よく笑い、好きなものを食べ、趣味などを見つけてみましょう! ストレスを溜め込まないことが、一番の歯ぎしりの予防法になります。
かみ合わせの矯正治療
かみ合わせがあまりに悪い場合は、かみ合わせ治療を行うことで歯ぎしりの緩和につながります。
筋肉のマッサージ
耳の前や耳の下、頬骨の下まで押したり伸ばしたりしてみても良いでしょう。マッサージで筋肉をほぐしてあげると、血液の流れも良くなり、顎の痛みも楽になります。
質の良い睡眠ができる環境をつくりましょう
睡眠は非常に大切です。十分な睡眠時間と質の良い睡眠ができるよう、安眠できる環境をつくるようにしましょう。
マウスピースの使用
この記事でも述べてきたように、マウスピースを使用し、歯ぎしりを抑え、歯ぎしりからくる悪影響を軽減させましょう。
5.まとめ
歯ぎしりは無意識のうちに起こる症状です。

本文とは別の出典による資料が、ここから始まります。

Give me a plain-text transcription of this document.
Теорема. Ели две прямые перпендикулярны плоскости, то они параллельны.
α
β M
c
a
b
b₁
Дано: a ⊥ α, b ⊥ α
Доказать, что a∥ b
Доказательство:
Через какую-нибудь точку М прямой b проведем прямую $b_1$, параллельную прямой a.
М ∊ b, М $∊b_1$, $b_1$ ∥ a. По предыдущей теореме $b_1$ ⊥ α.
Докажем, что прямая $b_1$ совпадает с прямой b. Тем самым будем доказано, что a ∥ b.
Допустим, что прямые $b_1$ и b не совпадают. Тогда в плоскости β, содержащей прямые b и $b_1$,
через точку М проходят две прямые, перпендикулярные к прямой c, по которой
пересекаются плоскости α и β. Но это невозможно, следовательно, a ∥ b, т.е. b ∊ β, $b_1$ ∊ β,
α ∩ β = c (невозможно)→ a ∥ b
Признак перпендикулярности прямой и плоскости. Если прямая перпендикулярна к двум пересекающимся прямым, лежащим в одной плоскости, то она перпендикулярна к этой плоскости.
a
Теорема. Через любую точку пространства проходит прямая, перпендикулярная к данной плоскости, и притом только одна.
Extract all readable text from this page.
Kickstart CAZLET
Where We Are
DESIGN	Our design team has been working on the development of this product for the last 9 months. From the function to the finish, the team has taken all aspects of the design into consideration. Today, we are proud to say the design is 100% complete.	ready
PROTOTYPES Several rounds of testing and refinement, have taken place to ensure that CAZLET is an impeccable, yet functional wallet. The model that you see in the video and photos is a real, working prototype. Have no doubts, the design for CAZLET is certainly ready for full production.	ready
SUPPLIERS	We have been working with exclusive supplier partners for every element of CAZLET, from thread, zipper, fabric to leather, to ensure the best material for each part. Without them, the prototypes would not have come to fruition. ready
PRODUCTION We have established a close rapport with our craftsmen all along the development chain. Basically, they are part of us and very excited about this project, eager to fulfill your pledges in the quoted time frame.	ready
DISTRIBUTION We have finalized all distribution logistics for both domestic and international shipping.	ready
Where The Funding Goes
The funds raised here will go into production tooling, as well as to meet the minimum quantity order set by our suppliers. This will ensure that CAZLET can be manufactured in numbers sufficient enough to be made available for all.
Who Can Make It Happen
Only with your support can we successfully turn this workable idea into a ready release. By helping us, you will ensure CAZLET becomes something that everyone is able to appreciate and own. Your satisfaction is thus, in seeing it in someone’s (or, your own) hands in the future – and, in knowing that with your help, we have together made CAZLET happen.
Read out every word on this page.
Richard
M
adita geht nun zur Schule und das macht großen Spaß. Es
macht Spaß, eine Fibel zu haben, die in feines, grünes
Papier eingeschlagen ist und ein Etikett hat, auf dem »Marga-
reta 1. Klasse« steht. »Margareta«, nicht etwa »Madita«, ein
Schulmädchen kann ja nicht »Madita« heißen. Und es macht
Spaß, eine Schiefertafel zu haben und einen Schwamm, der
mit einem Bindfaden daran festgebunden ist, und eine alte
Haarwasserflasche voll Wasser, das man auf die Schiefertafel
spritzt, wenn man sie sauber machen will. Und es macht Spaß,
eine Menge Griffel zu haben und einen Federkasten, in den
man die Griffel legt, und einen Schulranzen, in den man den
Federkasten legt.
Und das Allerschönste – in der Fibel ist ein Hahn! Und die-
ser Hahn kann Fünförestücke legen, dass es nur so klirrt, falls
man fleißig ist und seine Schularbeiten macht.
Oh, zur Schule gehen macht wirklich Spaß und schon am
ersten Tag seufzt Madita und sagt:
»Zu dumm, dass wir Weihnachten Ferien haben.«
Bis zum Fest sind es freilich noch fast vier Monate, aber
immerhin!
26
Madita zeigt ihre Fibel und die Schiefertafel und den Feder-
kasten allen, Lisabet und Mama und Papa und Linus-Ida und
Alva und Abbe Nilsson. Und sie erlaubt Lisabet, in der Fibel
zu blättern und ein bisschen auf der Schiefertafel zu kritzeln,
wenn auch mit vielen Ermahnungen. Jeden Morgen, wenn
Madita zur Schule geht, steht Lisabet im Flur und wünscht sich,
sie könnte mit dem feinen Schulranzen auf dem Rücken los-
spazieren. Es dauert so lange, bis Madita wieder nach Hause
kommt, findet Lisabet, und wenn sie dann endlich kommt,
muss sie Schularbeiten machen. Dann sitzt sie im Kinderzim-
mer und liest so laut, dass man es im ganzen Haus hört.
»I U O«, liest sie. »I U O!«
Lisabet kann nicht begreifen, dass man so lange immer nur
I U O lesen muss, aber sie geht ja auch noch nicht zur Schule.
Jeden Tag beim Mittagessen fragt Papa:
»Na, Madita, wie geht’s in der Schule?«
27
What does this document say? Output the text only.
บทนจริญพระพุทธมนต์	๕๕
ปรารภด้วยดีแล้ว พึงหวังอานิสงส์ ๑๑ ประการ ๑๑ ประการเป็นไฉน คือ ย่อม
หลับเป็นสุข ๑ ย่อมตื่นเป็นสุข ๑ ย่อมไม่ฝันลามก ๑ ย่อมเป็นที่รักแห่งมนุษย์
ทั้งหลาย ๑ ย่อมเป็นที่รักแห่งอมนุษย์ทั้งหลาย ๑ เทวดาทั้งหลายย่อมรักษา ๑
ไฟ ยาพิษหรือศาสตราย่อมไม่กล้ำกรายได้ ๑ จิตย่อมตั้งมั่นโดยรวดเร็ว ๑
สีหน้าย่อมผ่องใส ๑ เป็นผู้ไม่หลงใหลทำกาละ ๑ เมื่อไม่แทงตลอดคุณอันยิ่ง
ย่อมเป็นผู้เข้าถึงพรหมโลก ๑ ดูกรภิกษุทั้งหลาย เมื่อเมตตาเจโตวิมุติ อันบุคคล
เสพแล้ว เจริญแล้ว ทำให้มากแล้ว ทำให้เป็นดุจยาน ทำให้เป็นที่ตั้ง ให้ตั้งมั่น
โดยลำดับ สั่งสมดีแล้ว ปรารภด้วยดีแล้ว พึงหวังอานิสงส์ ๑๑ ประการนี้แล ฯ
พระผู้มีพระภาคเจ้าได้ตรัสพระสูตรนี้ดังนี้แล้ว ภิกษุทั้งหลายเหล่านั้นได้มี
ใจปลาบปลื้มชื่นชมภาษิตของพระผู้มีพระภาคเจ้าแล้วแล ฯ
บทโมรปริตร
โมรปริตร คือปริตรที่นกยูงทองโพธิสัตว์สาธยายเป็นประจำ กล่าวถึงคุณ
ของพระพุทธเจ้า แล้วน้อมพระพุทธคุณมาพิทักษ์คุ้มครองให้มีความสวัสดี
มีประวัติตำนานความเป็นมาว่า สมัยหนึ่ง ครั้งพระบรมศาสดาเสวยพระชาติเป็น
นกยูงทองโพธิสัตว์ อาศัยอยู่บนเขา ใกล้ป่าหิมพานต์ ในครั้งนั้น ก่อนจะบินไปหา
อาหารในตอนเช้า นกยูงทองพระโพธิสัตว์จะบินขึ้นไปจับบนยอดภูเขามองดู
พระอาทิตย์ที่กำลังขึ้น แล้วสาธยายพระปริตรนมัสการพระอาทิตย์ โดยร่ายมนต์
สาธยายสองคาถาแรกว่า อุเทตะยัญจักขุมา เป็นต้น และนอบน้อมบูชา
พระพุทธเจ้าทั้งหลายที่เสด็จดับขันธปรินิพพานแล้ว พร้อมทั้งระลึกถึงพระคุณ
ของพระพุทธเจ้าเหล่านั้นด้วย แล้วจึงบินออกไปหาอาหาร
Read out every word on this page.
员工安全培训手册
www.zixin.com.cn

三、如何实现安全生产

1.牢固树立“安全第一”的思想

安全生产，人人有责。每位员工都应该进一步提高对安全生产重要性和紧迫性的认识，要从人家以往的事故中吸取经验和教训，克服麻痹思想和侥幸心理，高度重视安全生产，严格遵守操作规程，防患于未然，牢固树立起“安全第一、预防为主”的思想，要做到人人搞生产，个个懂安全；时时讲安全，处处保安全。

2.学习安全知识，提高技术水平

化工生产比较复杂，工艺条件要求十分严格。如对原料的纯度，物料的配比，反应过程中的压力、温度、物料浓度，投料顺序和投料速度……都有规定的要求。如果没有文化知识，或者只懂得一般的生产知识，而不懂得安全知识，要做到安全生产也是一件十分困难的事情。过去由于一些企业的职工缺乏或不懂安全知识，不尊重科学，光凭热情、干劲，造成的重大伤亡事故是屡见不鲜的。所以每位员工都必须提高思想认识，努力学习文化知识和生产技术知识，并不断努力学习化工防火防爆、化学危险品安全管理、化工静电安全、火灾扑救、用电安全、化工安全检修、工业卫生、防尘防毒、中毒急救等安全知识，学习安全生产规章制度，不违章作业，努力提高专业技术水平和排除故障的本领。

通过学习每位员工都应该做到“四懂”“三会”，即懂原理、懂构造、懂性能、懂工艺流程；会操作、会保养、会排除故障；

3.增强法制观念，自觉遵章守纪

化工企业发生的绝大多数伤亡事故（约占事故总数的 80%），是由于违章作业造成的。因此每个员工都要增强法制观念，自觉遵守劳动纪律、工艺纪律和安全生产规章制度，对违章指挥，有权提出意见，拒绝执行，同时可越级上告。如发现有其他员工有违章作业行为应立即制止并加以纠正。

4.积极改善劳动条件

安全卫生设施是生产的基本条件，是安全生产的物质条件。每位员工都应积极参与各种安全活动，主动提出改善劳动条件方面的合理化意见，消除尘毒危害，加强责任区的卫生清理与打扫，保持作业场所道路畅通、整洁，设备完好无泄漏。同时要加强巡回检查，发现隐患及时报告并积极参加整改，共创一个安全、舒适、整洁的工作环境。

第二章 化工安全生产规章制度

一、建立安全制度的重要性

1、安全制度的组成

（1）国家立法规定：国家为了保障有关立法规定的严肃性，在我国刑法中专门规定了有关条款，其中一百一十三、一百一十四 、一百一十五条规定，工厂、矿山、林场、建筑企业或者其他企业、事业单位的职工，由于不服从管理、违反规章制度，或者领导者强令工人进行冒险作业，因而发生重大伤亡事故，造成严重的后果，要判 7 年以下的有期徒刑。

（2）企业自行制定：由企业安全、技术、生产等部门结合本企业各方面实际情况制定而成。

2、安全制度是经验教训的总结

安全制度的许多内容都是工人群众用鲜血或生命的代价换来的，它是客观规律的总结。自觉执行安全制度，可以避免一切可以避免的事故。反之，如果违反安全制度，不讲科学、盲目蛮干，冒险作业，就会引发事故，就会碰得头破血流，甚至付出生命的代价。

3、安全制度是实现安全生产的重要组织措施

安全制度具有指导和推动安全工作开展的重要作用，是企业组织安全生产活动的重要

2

自覚症状がない分、気付きづらいものです。下記のセルフチェック表で、自分自身が歯ぎしりをしている可能性があるか確かめてみてください。
簡単 セルフチェック | |
□ | 起床時、口元や顎が疲れている、重い |
□ | 寝る前より、朝起きたときの方が知覚過敏を感じる |
□ | 歯にヒビがある・欠けたことがある |
□ | 頬の内側・舌を噛んだ痕がある |
□ | 集中している際、口元に力が入っている |
□ | 歯が欠けたり、折れたり、ヒビが入っていたりする |
□ | 治療済みの詰め物や被せ物が取れやすい |
皆さん、セルフチェックはいくつ当てはまりましたか? 多く当てはまった場合は、早めに歯医者さんに相談しましょう。
歯ぎしりは、自覚症状がないものなので、発見がおくれると口元だけではなく身体にまで悪影響を与えます。歯ぎしりによって、歯や歯茎・顎にかかる力は約40~60キロと言われています。そんな力が毎晩加わっているとしたらどうでしょうか? 「たかが歯ぎしり」と考えている方も多いと思いますが、自分自身の口元をしっかりと守ってあげましょう。
守る方法の一つとして、マウスピースがあります。市販での購入もできますし、歯医者さんでマウスピースを作ってもらうこともできます。
市販で購入したマウスピースもおすすめですが、長く使用しているとマウスピースの型が崩れてきてフィットしなくなり、装置すると痛みを感じることもあります。そのため、継続的に使用したい方やしっかりと歯ぎしりを治したい方は歯医者さんへ行き、自分に合ったマウスピースを作ってもらうのがベストといえます。
またマウスピースを作ってもらおうか悩んでいる場合でも、自分自身の口内環境を知ることが対策の一つともいえるので、歯医者さんへ見てもらいましょう。